Loss of function of pericytes results in weakness and eventual saccular outpouching of capillary walls. These microaneurysms are the earliest detectable signs of DM retinopathy.

Ruptured microaneurysms (MA) result in retinal hemorrhages either superficially (flame-shaped hemorrhages) or in deeper layers of the retina (blot and dot hemorrhages).

Increased permeability of these vessels results in leakage of fluid and proteinaceous material, which clinically appears as retinal thickening and exudates. If the swelling and exudation would happen to involve the macula, a diminution in central vision may be experienced. Macular edema is the most common cause of vision loss in patients with nonproliferative diabetic retinopathy (NPDR). However, it is not exclusively seen only in patients with NPDR, but it also may complicate cases of proliferative diabetic retinopathy (PDR).

Another theory to explain the development of macular edema deals with the increased levels of diacylglycerol (DAG) from the shunting of excess glucose. This is thought to activate protein kinase C (PKC), which, in turn, affects retinal blood dynamics, especially permeability and flow, leading to fluid leakage and retinal thickening.

As the disease progresses, eventual closure of the retinal capillaries occurs, leading to hypoxia. Infarction of the nerve fiber layer leads to the formation of cotton-wool spots (CWS) with associated stasis in axoplasmic flow.

More extensive retinal hypoxia triggers compensatory mechanisms within the eye to provide enough oxygen to tissues. Venous caliber abnormalities, such as venous beading, loops, and dilation, signify increasing hypoxia and almost always are seen bordering the areas of capillary nonperfusion.

Intraretinal microvascular abnormalities (IRMA) represent either new vessel growth or remodeling of preexisting vessels through endothelial cell proliferation within the retinal tissues to act as shunts through areas of nonperfusion.

Further increases in retinal ischemia trigger the production of vasoproliferative factors that stimulate new vessel formation. The extracellular matrix is broken down first by proteases, and new vessels arising mainly from the retinal venules penetrate the internal limiting membrane and form capillary networks between the inner surface of the retina and the posterior hyaloid face.

Neovascularization most commonly is observed at the borders of perfused and nonperfused retina and most commonly occur along the vascular arcades and at the optic nerve head. The new vessels break through and grow along the surface of the retina and into the scaffold of the posterior hyaloid face. By themselves, these vessels rarely cause visual compromise. However, they are fragile and highly permeable. These delicate vessels are disrupted easily by vitreous traction, which leads to hemorrhage into the vitreous cavity or the preretinal space.

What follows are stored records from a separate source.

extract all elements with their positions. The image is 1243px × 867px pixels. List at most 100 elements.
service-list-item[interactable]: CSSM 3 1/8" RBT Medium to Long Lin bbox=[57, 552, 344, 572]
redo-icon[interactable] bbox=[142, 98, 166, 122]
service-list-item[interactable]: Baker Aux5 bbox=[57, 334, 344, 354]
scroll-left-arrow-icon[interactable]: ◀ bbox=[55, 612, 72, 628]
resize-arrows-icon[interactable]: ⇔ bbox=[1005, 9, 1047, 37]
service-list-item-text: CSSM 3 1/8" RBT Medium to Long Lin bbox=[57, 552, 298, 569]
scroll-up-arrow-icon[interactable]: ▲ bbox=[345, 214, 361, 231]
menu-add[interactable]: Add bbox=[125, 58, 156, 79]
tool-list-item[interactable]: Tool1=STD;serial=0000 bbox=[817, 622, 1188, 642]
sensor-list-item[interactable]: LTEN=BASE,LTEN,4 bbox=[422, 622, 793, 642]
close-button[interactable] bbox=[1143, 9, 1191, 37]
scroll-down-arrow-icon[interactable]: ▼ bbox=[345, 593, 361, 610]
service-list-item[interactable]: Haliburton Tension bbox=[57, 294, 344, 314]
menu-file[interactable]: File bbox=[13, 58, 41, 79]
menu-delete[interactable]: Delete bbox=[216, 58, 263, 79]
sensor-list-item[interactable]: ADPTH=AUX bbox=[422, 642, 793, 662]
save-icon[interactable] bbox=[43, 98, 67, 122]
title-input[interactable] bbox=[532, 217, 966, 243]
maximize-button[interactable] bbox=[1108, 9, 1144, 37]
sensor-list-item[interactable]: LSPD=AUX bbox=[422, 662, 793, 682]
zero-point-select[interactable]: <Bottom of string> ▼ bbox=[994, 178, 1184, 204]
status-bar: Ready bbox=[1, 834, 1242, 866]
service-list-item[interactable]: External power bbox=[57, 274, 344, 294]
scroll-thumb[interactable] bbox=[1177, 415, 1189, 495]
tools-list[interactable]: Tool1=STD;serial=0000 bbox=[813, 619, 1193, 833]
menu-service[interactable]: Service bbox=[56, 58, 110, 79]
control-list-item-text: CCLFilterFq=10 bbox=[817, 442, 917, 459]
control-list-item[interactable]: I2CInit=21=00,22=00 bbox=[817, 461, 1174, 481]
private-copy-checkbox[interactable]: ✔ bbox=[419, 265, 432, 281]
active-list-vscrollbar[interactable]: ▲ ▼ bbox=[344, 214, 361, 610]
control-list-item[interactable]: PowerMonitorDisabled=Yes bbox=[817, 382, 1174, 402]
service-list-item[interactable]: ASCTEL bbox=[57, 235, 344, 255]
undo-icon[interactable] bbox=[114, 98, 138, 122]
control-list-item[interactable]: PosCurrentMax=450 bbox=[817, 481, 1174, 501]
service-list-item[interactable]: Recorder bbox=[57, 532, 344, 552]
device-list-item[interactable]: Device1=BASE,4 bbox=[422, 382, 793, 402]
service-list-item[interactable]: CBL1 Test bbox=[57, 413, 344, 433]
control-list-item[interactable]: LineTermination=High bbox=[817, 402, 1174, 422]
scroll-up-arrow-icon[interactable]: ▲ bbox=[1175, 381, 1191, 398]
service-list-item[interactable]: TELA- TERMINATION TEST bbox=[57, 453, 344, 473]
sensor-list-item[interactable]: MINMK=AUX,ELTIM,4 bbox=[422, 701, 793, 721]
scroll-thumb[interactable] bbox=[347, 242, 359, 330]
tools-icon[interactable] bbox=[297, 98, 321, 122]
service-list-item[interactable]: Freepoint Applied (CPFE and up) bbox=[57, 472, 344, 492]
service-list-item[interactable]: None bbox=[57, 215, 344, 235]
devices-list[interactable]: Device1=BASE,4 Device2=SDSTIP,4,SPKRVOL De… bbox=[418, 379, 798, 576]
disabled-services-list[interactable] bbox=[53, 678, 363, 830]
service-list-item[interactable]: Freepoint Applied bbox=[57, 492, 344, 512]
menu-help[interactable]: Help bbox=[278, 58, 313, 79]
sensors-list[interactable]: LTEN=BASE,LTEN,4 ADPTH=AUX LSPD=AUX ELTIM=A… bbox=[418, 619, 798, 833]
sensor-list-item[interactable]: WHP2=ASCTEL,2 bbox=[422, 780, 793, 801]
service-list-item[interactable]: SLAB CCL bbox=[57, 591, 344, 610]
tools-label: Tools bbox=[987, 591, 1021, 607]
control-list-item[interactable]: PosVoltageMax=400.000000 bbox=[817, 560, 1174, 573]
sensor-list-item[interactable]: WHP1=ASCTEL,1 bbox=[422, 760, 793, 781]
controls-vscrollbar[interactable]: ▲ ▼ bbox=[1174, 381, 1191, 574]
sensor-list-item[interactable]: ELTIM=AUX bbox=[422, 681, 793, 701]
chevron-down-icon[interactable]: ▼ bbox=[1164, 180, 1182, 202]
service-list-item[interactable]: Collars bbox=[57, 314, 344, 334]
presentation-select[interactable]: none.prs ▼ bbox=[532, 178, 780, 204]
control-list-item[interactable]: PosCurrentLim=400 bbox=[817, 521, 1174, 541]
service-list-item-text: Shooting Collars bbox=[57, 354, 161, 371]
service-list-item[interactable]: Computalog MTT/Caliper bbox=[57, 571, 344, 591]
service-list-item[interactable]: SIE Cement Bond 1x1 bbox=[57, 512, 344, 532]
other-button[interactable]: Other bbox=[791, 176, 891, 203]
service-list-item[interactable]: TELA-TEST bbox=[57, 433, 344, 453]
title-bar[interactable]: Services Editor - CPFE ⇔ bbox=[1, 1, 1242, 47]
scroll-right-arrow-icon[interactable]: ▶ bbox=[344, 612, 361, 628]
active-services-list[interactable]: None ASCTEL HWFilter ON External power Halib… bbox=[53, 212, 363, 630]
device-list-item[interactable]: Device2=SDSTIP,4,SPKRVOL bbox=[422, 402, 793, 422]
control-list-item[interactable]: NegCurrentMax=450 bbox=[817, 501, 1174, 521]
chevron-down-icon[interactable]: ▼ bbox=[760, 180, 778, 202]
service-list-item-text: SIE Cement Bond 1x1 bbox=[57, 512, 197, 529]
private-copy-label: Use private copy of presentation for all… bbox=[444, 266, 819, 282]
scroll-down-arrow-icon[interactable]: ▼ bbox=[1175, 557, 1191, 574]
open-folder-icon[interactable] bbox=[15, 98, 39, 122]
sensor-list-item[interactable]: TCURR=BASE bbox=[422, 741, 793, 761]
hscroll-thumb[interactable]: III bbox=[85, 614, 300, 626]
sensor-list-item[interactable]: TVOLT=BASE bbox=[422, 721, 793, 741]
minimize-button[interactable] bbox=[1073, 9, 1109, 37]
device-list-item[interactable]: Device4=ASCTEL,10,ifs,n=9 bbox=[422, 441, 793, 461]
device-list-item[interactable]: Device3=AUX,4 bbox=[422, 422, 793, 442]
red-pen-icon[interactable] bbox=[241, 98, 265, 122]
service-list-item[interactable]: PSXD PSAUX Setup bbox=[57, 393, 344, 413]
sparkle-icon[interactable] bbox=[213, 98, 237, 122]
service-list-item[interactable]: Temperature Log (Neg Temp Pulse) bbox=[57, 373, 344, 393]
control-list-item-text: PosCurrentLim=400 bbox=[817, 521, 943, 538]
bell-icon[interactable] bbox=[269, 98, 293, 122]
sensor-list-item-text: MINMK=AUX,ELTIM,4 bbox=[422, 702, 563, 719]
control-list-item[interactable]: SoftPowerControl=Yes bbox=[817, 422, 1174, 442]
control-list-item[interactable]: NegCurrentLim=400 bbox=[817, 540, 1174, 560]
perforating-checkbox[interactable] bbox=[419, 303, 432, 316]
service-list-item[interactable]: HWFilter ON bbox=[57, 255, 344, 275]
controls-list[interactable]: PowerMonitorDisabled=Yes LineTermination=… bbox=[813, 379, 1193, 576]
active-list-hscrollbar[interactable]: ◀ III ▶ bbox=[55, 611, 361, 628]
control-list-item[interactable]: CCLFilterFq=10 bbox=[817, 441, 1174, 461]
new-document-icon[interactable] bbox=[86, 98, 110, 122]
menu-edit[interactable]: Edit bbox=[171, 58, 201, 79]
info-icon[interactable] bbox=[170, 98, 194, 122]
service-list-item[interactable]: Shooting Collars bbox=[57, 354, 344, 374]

These new blood vessels initially are associated with a small amount of fibroglial tissue formation. However, as the density of the neovascular frond increases, so does the degree of fibrous tissue formation. In later stages, the vessels may regress leaving only networks of avascular fibrous tissue adherent to both the retina and the posterior hyaloid face. As the vitreous contracts, it may exert tractional forces on the retina via these fibroglial connections. Traction may cause retinal edema, retinal heterotropia, and both tractional retinal detachments and retinal tear formation with subsequent detachment.


International

The incidence of diabetes appears to be increasing throughout the world, at least in part due to the increasing incidence of obesity and sedentary lifestyle. Dietary changes involving diets with higher fat and carbohydrate intake as well as the increasing size of portions of food and drinks over the past several decades may also be responsible.


Mortality/Morbidity

The treatment of diabetic retinopathy entails tremendous costs, but it has been estimated that this represents only one eighth of the costs of social security payments for vision loss. This cost does not compare to the cost in terms of loss of productivity and quality of life.


Race

An increased risk of diabetic retinopathy appears to exist in patients with Native American, Hispanic, and African American heritage.